American Psycho: Movie Review, DVD Review (2000)

9/16/2007 Posted by Admin

Behold the junior master of the universe

(Originally published 2000)

Directed by Mary Harron, written by Harron and Guinevere Turner, based on the novel by Bret Easton Ellis, 100 minutes, rated R.

Violence as an extended metaphor for something deeper is hardly new, so it’s to Mary Harron’s great credit that she makes it seem new, fresh and exciting in “American Psycho,” her feminist take on Bret Easton Ellis’ controversial, 1991 best-selling novel.

Mirroring the film’s serial-killing psychopath, Patrick Bateman (Christian Bale in a breakout performance), Harron proves she’s just as adept with a knife.

As the film’s co-screenwriter, she has successfully trimmed off much of the novel’s underlying fat, streamlining Ellis’ rampant use of brand names and over-the-top bloodletting while staying true to the novel’s satirical concept: the greed of the 1980s as realized by an ax-wielding, head-severing, junior master of the universe.

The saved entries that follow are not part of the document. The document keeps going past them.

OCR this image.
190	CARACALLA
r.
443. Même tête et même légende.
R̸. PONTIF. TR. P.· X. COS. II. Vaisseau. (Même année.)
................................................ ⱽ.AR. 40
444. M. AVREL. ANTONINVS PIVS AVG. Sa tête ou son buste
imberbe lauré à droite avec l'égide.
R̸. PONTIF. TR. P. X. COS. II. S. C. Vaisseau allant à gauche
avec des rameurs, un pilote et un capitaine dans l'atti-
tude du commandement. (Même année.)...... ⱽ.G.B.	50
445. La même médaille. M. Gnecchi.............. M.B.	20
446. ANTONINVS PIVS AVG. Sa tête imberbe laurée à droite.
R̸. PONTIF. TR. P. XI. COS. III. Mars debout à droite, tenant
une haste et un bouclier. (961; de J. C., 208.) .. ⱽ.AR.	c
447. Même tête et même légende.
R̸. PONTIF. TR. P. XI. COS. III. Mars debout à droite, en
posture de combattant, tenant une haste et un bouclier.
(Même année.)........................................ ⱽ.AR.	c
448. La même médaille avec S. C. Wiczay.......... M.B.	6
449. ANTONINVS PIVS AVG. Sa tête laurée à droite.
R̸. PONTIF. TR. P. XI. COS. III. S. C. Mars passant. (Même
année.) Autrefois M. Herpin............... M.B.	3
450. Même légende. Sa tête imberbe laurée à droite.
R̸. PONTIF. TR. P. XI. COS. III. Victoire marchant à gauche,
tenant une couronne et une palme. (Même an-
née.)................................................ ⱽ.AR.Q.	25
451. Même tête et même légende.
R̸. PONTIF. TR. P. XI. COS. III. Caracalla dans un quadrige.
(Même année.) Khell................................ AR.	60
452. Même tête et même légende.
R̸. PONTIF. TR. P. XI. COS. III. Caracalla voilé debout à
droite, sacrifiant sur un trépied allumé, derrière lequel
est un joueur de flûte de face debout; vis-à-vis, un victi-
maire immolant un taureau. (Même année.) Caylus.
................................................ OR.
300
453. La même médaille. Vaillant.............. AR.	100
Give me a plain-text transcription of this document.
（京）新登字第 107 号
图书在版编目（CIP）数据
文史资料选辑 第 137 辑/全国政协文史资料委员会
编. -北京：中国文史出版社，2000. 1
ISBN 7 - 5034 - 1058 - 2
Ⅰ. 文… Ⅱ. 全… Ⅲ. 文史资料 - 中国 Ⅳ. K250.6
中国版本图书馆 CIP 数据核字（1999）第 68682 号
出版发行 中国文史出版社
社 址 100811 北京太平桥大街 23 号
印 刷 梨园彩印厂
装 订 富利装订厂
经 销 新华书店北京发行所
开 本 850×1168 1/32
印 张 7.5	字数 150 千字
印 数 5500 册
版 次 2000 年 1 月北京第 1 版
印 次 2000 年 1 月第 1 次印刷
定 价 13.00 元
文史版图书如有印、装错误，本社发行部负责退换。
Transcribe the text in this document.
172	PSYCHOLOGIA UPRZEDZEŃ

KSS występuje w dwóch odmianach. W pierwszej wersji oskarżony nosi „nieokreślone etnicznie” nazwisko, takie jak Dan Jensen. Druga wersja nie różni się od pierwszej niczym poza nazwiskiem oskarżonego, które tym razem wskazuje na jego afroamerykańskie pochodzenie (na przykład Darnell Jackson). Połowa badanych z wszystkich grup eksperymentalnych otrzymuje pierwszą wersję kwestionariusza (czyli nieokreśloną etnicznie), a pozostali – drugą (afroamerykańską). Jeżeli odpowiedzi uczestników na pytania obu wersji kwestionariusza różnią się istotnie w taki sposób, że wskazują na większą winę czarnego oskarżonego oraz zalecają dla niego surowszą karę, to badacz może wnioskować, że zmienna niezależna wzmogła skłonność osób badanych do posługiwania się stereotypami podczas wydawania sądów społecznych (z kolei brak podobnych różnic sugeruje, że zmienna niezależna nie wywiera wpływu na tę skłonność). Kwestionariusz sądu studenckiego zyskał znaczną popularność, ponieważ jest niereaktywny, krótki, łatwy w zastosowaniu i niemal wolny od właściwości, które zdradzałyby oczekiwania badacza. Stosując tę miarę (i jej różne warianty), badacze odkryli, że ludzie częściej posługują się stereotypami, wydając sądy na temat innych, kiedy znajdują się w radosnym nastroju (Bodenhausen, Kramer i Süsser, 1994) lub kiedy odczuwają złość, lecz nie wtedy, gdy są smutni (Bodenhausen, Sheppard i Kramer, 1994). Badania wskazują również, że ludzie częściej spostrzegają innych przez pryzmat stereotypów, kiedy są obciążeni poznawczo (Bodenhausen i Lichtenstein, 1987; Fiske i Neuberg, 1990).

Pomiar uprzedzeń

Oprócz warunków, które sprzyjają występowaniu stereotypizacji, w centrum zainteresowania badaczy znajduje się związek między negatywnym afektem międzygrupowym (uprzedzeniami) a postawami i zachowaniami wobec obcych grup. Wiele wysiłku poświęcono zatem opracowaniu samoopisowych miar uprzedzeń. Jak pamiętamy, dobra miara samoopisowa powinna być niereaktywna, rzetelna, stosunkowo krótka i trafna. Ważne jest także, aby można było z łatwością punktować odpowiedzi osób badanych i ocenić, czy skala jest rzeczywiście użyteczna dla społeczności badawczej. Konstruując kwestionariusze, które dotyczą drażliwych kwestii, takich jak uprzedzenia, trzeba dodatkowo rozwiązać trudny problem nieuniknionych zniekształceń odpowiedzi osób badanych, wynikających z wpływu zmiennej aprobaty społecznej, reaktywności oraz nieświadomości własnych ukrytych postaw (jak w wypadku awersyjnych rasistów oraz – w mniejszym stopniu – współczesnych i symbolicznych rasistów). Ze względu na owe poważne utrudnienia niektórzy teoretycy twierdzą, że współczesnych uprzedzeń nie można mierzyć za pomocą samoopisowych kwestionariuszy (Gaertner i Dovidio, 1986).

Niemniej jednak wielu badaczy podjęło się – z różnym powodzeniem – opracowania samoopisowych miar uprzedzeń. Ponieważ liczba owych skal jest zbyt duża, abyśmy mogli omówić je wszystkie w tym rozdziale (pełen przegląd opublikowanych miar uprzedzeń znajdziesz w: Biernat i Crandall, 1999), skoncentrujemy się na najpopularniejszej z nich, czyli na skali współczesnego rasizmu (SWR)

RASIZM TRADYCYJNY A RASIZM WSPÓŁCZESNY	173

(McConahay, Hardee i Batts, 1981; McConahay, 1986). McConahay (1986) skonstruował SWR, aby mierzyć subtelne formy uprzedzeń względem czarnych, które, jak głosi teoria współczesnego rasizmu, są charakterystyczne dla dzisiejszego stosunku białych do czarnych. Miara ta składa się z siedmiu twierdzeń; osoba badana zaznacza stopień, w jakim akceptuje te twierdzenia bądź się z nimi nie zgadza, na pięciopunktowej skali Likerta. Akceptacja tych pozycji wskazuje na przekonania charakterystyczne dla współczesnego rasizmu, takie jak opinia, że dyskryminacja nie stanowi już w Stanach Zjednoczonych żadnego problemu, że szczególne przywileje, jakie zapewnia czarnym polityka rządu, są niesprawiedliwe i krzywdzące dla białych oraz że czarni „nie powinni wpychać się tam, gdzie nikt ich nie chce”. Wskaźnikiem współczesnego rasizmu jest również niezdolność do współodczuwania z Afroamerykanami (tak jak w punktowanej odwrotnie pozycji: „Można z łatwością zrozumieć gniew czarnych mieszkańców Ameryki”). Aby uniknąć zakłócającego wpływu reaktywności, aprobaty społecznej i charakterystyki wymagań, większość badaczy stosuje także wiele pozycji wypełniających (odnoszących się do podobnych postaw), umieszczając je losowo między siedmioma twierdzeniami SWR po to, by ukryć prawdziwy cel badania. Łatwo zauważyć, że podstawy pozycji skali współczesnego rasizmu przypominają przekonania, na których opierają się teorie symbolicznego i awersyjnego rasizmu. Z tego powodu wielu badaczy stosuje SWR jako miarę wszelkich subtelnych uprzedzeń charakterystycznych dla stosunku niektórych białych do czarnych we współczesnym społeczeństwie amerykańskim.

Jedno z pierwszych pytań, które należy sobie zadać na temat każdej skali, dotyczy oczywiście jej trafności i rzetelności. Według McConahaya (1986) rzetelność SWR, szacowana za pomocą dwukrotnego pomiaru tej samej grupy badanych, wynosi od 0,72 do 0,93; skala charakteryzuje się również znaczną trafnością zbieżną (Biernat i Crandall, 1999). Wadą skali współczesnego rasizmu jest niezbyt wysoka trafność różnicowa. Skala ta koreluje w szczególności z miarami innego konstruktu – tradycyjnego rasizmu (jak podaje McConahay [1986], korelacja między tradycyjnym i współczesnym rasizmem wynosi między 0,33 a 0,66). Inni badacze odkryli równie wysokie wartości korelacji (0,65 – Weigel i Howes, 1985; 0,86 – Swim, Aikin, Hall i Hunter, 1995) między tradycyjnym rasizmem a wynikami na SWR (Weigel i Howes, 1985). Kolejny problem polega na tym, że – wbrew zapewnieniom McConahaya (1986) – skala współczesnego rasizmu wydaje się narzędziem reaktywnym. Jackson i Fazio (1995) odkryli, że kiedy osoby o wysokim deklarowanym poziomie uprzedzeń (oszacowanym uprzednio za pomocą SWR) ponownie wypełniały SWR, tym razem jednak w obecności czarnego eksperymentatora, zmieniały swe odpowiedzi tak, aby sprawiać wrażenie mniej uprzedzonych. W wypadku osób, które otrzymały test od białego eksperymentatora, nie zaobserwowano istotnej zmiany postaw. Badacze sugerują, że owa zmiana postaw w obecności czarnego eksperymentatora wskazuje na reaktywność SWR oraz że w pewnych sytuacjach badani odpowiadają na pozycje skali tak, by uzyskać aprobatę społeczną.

Mixing horror with sharp humor, wit with graphic violence, Harron mines the truth out of what can politely be described as an imperfect man living in wildly imperfect times. Her film is important; it forces us to reconsider the 1980s while also asking us to look hard at its soulless characters and find ourselves in them.

That takes guts, which, when Harron isn’t spilling them on the floor, “American Psycho” has in spades.